Despite being this close, I broke down and paid for priority on Monday (17th). Based on the comments on this forum, I don't believe I'd hear in 41 days and the times keep going up by a few days every week. For $340 (after tax) I have the peace of mind that it is actually going to be looked at in the next three weeks. Here's hoping it is!!!


----------



## Goetzy (Jan 30, 2012)

oneonefourone said:


> My documents were received in NY on August 7. Wait times were something like 20 days, so it didn't seem worth it to pay for processing in 15. I'm on day 30 and website now says 41 days average. The email said 98% were processed in 6 weeks. Well, it's 6 weeks tomorrow and I haven't even been told an officer is looking at it.
> 
> Despite being this close, I broke down and paid for priority on Monday (17th). Based on the comments on this forum, I don't believe I'd hear in 41 days and the times keep going up by a few days every week. For $340 (after tax) I have the peace of mind that it is actually going to be looked at in the next three weeks. Here's hoping it is!!!

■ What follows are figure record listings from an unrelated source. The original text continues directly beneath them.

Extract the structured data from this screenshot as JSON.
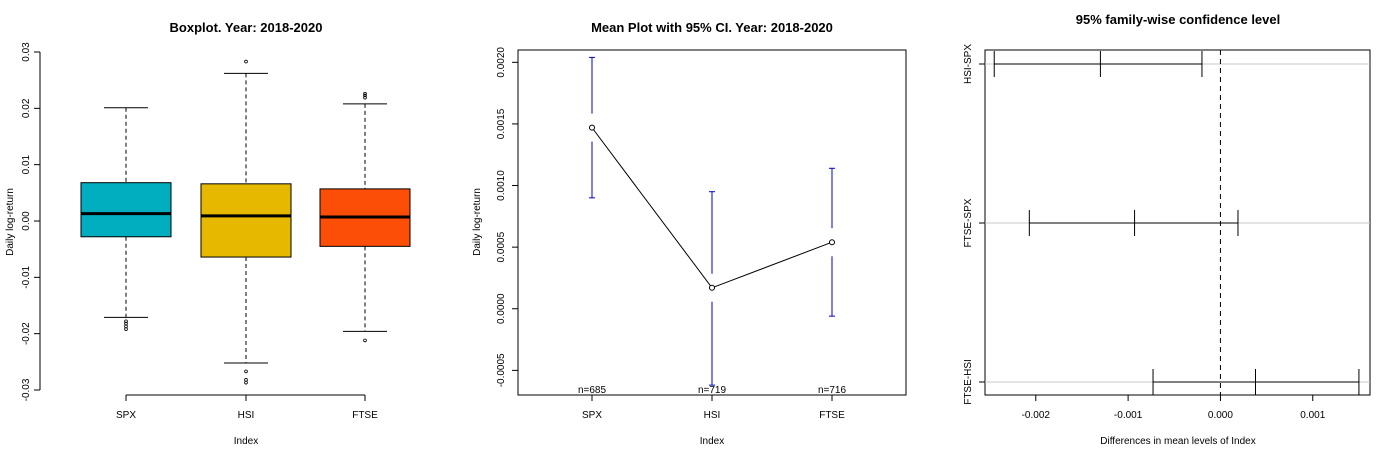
{
  "chart_data": [
    {
      "type": "boxplot",
      "title": "Boxplot. Year: 2018-2020",
      "xlabel": "Index",
      "ylabel": "Daily log-return",
      "ylim": [
        -0.03,
        0.03
      ],
      "yticks": [
        "-0.03",
        "-0.02",
        "-0.01",
        "0.00",
        "0.01",
        "0.02",
        "0.03"
      ],
      "categories": [
        "SPX",
        "HSI",
        "FTSE"
      ],
      "colors": [
        "#00AEBF",
        "#E7B800",
        "#FC4E07"
      ],
      "boxes": [
        {
          "name": "SPX",
          "whisker_low": -0.0171,
          "q1": -0.0028,
          "median": 0.0013,
          "q3": 0.0068,
          "whisker_high": 0.0201,
          "outliers": [
            -0.0178,
            -0.0182,
            -0.0187,
            -0.0192
          ]
        },
        {
          "name": "HSI",
          "whisker_low": -0.0252,
          "q1": -0.0064,
          "median": 0.0009,
          "q3": 0.0066,
          "whisker_high": 0.0262,
          "outliers": [
            0.0283,
            -0.0267,
            -0.0282,
            -0.0287
          ]
        },
        {
          "name": "FTSE",
          "whisker_low": -0.0196,
          "q1": -0.0045,
          "median": 0.0007,
          "q3": 0.0057,
          "whisker_high": 0.0208,
          "outliers": [
            0.0219,
            0.0223,
            0.0226,
            -0.0212
          ]
        }
      ]
    },
    {
      "type": "line",
      "title": "Mean Plot with 95% CI. Year: 2018-2020",
      "xlabel": "Index",
      "ylabel": "Daily log-return",
      "ylim": [
        -0.0007,
        0.0021
      ],
      "yticks": [
        "-0.0005",
        "0.0000",
        "0.0005",
        "0.0010",
        "0.0015",
        "0.0020"
      ],
      "categories": [
        "SPX",
        "HSI",
        "FTSE"
      ],
      "means": [
        0.00147,
        0.00017,
        0.00054
      ],
      "ci_low": [
        0.0009,
        -0.00062,
        -6e-05
      ],
      "ci_high": [
        0.00204,
        0.00095,
        0.00114
      ],
      "n_labels": [
        "n=685",
        "n=719",
        "n=716"
      ],
      "ci_color": "#0000CC"
    },
    {
      "type": "interval",
      "title": "95% family-wise confidence level",
      "xlabel": "Differences in mean levels of Index",
      "xlim": [
        -0.00255,
        0.00162
      ],
      "xticks": [
        "-0.002",
        "-0.001",
        "0.000",
        "0.001"
      ],
      "comparisons": [
        {
          "label": "HSI-SPX",
          "estimate": -0.0013,
          "low": -0.00245,
          "high": -0.0002
        },
        {
          "label": "FTSE-SPX",
          "estimate": -0.00093,
          "low": -0.00207,
          "high": 0.00019
        },
        {
          "label": "FTSE-HSI",
          "estimate": 0.00038,
          "low": -0.00073,
          "high": 0.0015
        }
      ]
    }
  ]
}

I didn't know that you could pay for priority processing after handing in the application? How did you do that?


----------



## oneonefourone (Sep 5, 2012)

Goetzy said:


> I didn't know that you could pay for priority processing after handing in the application? How did you do that?

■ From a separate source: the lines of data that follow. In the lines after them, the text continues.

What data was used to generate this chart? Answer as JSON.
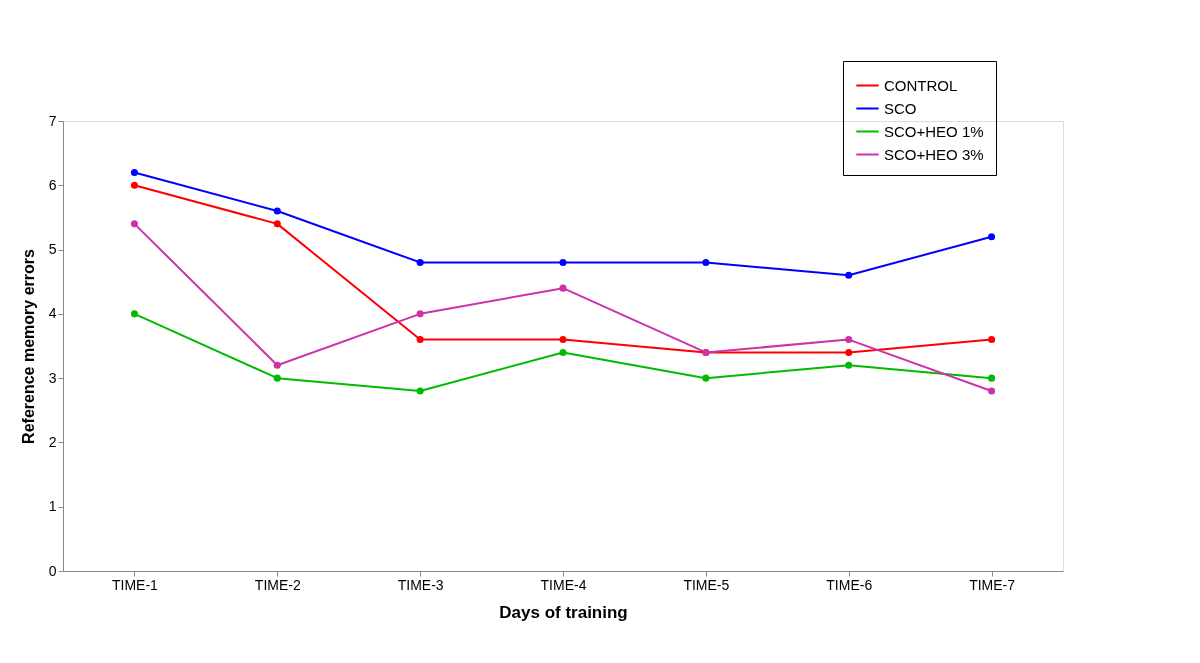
{
  "chart_data": {
    "type": "line",
    "xlabel": "Days of training",
    "ylabel": "Reference memory errors",
    "categories": [
      "TIME-1",
      "TIME-2",
      "TIME-3",
      "TIME-4",
      "TIME-5",
      "TIME-6",
      "TIME-7"
    ],
    "series": [
      {
        "name": "CONTROL",
        "color": "#ff0000",
        "values": [
          6.0,
          5.4,
          3.6,
          3.6,
          3.4,
          3.4,
          3.6
        ]
      },
      {
        "name": "SCO",
        "color": "#0000ff",
        "values": [
          6.2,
          5.6,
          4.8,
          4.8,
          4.8,
          4.6,
          5.2
        ]
      },
      {
        "name": "SCO+HEO 1%",
        "color": "#00bb00",
        "values": [
          4.0,
          3.0,
          2.8,
          3.4,
          3.0,
          3.2,
          3.0
        ]
      },
      {
        "name": "SCO+HEO 3%",
        "color": "#cc33aa",
        "values": [
          5.4,
          3.2,
          4.0,
          4.4,
          3.4,
          3.6,
          2.8
        ]
      }
    ],
    "ylim": [
      0,
      7
    ],
    "yticks": [
      0,
      1,
      2,
      3,
      4,
      5,
      6,
      7
    ],
    "grid": false,
    "legend": "top right",
    "marker": "circle",
    "line_style": "solid"
  }
}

I asked on this wonderful forum (it's so nice to know others out there are also going crazy..) and was told I could retro-actively pay for priority. I contacted Worldbridge to be sure and this is what they said:

If you would like to expedite the processing of you application after submitting your documents, please take the following procedure;

Please provide a signed letter requesting the expedited service (one letter for each applicant), including the following information:

• Your full name and date of birth as it appears on the application;

• GWF number (received by applicant upon completion of the online application form);

• Transaction ID number (received by e-mail after online payment has been made).

• The Settlement Priority Service payment receipt

You may send that information by e-mail:

E-mail: [email protected] – Make sure you write “Settlement Priority Service Request” on the subject line.

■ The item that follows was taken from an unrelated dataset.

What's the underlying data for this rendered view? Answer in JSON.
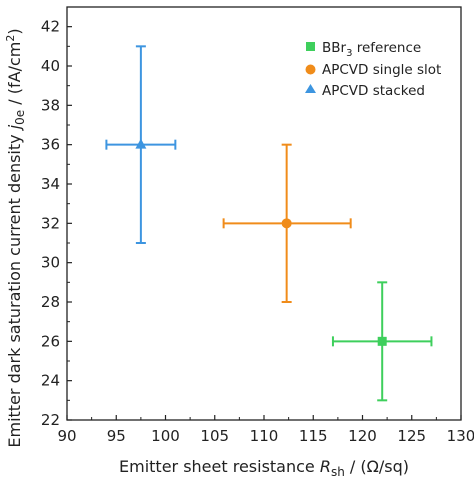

In order to obtain information about how to apply for a Settlement Priority Service , please access the website www.visainfoservices.com choose the country from where you are applying (CANADA) and then click on the link “Additional services”.



You need to go onto the Other Services section of Worldbridge and select priority to pay.

I've already had an email confirming they received payment and have added me to the priority queue. It's almost silly... I would possibly have heard around the same time anyway in the first-second week of October, but I really need to have that as more of a guarantee so I can make plans. My apartment here is gone for Nov 1... Eep.

I also would have paid originally, but on the NY UKBA site it says priority is only available to American residents. I think they should correct this, considering for all intents and purposes our Canadian applications are considered to be handled by UKBA NY...


----------



## oneonefourone (Sep 5, 2012)

I'd definitely recommend you go for the priority service.

I just stumbled on this, and it amused me... There's a facebook page run by someone at the UKBA. The admin seems to have been on holiday or overwhelmed from mid-July to late August if you look at the account posting history. They have a history of updating when general applications go around 12-13 days stating they have a "high volume". Yet settlement applications going from 19 to 41 days in the span of a month and a half bears no mention... 

At any rate, it's another source of timeline info, though most of the recent activity is around tier 4's. 

https://www.facebook.com/ukba.in.the.usa


----------



## kzaki (Oct 5, 2011)

Where do they show current processing times? The only page I've found is the one that shows the last months stats.


----------



## Joppa (Sep 7, 2009)

UK Border Agency news and updates


----------



## kzaki (Oct 5, 2011)

Thanks!

Edit: probably should have just hit the thanks button. :-/


----------